Read more: Ex-UN official decries resolution backing Gaza force as 'colonial outrage'

The Israeli army said its troops shot dead two Palestinians who it claimed crossed the so-called yellow line, the boundary Israel enforces as a military “buffer zone”.
In a short statement, the army claimed the pair moved towards soldiers “in a way that posed an immediate threat,” an allegation it offered without evidence.
Russia’s UN ambassador, Vassily Nebenzia, explained his country’s abstention from the US-backed Gaza resolution, criticising it for sidelining Palestinian participation and accusing Washington of acting in “bad faith”.
“The main thing is that this document shouldn’t become a fig leaf for unbridled experiments conducted by the US in Israel, in the occupied Palestinian territory,” Nebenzia said.
He raised concerns that the resolution failed to clarify how the International Stabilisation Force (ISF) would cooperate with the Palestinian Authority. Under the plan, he said, the force “would appear to be able to act absolutely autonomously without any regard for the position nor the opinion of Ramallah”.
“This may entrench the separation of the Gaza Strip from the West Bank.

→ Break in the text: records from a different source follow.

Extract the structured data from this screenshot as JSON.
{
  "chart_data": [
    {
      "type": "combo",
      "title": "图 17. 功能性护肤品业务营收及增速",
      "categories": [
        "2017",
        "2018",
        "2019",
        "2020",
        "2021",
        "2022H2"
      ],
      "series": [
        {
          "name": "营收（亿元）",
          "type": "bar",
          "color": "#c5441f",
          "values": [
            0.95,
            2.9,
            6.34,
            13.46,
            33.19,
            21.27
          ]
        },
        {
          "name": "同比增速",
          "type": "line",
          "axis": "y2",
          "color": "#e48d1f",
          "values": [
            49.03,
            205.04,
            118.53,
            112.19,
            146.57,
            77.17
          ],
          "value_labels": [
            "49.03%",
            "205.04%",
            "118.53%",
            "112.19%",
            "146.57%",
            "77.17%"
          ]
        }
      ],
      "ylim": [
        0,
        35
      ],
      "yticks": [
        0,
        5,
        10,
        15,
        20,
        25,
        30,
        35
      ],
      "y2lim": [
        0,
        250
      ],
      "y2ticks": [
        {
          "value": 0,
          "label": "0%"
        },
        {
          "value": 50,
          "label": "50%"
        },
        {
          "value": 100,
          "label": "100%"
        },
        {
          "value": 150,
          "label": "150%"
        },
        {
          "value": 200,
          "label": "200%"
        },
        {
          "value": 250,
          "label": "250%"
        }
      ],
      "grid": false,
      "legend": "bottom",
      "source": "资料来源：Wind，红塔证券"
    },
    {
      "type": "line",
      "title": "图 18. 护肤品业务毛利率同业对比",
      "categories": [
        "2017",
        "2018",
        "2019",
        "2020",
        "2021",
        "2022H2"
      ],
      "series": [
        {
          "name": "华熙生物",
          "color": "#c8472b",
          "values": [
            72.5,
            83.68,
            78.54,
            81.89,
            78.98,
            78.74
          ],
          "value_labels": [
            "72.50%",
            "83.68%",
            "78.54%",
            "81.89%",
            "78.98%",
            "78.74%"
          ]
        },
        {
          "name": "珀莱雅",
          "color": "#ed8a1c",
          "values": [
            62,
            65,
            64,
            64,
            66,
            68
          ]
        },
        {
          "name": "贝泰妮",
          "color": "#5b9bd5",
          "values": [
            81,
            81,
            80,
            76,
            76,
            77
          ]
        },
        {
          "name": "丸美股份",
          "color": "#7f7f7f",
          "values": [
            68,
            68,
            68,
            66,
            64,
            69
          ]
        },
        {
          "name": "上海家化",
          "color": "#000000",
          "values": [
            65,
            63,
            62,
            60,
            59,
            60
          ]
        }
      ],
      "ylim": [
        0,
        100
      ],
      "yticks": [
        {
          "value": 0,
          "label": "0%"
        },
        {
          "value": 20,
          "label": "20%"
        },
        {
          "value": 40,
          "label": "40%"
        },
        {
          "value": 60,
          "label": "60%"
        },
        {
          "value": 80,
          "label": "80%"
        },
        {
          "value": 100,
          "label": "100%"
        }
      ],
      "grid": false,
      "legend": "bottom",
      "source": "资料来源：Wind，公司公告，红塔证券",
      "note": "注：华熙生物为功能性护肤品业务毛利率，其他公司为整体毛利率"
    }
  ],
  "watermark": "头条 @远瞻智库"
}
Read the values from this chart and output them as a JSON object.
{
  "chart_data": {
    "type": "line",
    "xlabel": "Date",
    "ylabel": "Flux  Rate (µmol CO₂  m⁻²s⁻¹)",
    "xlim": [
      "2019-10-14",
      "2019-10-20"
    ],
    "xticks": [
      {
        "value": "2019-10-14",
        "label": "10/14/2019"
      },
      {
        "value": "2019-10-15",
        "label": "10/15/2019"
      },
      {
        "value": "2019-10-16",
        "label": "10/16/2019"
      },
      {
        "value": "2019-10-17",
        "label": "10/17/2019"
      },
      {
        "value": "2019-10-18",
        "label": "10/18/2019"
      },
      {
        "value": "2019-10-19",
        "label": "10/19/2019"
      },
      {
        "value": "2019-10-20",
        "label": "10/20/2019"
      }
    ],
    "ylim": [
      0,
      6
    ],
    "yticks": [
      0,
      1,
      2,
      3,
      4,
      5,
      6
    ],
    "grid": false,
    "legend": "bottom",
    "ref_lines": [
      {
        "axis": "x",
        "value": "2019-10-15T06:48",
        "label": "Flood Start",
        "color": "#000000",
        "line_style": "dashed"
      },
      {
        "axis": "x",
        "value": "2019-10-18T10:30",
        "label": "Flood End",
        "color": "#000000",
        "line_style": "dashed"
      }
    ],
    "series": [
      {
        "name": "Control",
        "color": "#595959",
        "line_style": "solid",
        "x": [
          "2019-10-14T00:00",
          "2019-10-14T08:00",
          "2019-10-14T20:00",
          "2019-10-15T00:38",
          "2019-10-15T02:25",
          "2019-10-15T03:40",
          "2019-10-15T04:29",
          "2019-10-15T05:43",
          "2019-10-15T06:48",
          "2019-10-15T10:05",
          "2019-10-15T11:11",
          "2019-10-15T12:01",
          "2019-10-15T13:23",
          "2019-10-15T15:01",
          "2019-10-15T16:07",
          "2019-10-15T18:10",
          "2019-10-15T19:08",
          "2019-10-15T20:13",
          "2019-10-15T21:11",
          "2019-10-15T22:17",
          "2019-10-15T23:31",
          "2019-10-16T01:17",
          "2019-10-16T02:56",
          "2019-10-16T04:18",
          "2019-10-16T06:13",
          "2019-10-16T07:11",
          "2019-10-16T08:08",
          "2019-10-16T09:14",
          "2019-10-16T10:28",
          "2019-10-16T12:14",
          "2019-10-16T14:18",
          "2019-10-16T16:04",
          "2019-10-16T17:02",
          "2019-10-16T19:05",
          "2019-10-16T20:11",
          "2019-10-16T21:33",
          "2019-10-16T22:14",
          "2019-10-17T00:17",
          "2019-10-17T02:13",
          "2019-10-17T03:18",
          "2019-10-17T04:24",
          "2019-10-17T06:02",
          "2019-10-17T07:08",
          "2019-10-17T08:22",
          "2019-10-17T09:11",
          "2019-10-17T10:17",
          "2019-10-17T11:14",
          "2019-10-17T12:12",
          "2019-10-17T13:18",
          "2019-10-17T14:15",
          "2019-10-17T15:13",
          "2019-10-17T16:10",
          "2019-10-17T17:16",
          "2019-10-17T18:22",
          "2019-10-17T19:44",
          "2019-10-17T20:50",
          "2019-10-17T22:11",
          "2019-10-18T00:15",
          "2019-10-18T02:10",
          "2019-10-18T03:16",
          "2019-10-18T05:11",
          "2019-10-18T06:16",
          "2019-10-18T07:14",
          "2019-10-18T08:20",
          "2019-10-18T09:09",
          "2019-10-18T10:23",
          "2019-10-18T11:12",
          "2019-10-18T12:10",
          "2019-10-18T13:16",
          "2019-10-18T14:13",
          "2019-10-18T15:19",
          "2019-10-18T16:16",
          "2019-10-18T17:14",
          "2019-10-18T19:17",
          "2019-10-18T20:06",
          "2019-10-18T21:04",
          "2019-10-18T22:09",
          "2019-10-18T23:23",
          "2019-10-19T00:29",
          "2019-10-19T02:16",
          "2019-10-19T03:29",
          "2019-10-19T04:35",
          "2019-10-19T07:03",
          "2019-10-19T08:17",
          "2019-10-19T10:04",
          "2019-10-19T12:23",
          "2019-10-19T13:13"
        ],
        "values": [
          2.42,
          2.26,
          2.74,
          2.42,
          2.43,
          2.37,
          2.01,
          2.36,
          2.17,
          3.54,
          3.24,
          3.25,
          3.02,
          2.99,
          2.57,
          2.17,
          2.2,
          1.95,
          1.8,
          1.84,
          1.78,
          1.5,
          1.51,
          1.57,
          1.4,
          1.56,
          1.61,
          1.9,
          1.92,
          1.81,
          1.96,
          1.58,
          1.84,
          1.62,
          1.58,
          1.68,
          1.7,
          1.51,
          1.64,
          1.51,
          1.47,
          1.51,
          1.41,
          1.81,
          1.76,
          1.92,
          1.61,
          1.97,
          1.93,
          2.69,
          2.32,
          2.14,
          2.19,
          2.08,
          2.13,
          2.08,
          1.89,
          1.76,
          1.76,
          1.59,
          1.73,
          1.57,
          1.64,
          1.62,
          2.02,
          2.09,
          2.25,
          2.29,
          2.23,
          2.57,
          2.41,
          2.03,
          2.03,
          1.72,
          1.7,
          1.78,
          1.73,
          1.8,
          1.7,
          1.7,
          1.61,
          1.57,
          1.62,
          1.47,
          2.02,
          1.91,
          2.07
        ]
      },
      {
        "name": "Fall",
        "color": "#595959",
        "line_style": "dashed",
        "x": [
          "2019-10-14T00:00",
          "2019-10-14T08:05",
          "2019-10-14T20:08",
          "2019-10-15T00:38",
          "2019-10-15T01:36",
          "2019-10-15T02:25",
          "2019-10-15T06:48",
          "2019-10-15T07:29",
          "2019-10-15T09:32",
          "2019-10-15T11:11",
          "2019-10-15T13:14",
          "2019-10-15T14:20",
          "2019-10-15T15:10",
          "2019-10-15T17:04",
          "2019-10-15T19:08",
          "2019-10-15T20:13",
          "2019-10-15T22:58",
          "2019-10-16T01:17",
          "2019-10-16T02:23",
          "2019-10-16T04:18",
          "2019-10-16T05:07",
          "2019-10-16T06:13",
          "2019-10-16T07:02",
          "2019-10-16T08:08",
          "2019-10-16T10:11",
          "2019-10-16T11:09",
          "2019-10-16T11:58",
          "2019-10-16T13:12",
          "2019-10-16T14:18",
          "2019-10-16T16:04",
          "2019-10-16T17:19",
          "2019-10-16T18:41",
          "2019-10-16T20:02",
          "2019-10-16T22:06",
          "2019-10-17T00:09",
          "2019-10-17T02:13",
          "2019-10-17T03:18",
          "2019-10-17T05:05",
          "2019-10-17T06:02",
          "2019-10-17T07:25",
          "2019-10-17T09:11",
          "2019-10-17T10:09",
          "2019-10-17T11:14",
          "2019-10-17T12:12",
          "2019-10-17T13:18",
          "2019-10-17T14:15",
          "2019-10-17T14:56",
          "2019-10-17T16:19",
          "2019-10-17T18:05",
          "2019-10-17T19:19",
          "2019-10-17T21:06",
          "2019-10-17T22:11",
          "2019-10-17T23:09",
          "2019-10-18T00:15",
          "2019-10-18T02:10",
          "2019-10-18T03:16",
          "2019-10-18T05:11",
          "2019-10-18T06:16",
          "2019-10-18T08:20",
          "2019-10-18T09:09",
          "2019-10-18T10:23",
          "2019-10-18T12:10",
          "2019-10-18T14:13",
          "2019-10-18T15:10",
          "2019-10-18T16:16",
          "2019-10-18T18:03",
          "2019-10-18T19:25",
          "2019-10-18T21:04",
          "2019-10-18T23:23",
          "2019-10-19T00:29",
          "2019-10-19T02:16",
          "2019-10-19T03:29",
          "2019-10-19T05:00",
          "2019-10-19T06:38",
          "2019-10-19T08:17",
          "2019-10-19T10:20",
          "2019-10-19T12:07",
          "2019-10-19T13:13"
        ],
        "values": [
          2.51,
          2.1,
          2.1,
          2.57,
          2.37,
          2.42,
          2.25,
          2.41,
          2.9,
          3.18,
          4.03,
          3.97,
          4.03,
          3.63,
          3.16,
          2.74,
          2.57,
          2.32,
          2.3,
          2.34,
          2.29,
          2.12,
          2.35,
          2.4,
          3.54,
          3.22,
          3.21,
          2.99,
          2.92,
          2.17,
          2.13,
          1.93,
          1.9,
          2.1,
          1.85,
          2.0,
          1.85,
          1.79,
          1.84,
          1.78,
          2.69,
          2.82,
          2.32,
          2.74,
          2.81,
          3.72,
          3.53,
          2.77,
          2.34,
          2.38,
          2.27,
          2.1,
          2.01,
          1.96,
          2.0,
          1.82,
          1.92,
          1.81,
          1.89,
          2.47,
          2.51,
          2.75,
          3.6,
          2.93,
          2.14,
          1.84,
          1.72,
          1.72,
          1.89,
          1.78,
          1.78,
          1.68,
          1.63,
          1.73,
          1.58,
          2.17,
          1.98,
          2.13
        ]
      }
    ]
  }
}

It is reminiscent of colonial practices and the League of Nations British Mandate for Palestine when the opinion of Palestinians themselves was not taken into account,” the Russian envoy told the council.
He also questioned the force’s mandate, asking whether its “peace enforcement tasks” could turn it into a party to the conflict rather than a neutral peacekeeping operation.
Israeli authorities have begun the trial of Al-Aqsa Mosque imam, Sheikh Ekrima Sabri, on charges of “incitement”, with the first hearing held on Tuesday.
The charges, filed in August 2024, relate to two condolence speeches the Palestinian imam delivered in 2022, as well as his mourning of former Hamas leader Ismail Haniyeh following his assassination in 2024.
Sabri’s defence team says the case forms part of a broader pattern of political, religious, and ideological persecution carried out by Israeli authorities against him in recent years.
Khaled Zabarka, head of Sabri’s legal team, told Middle East Eye that the case represents “the embodiment of the racist persecution” targeting the imam.
He said the prosecution is part of a wider effort to silence influential community and religious leaders who consistently speak out against the Israeli occupation.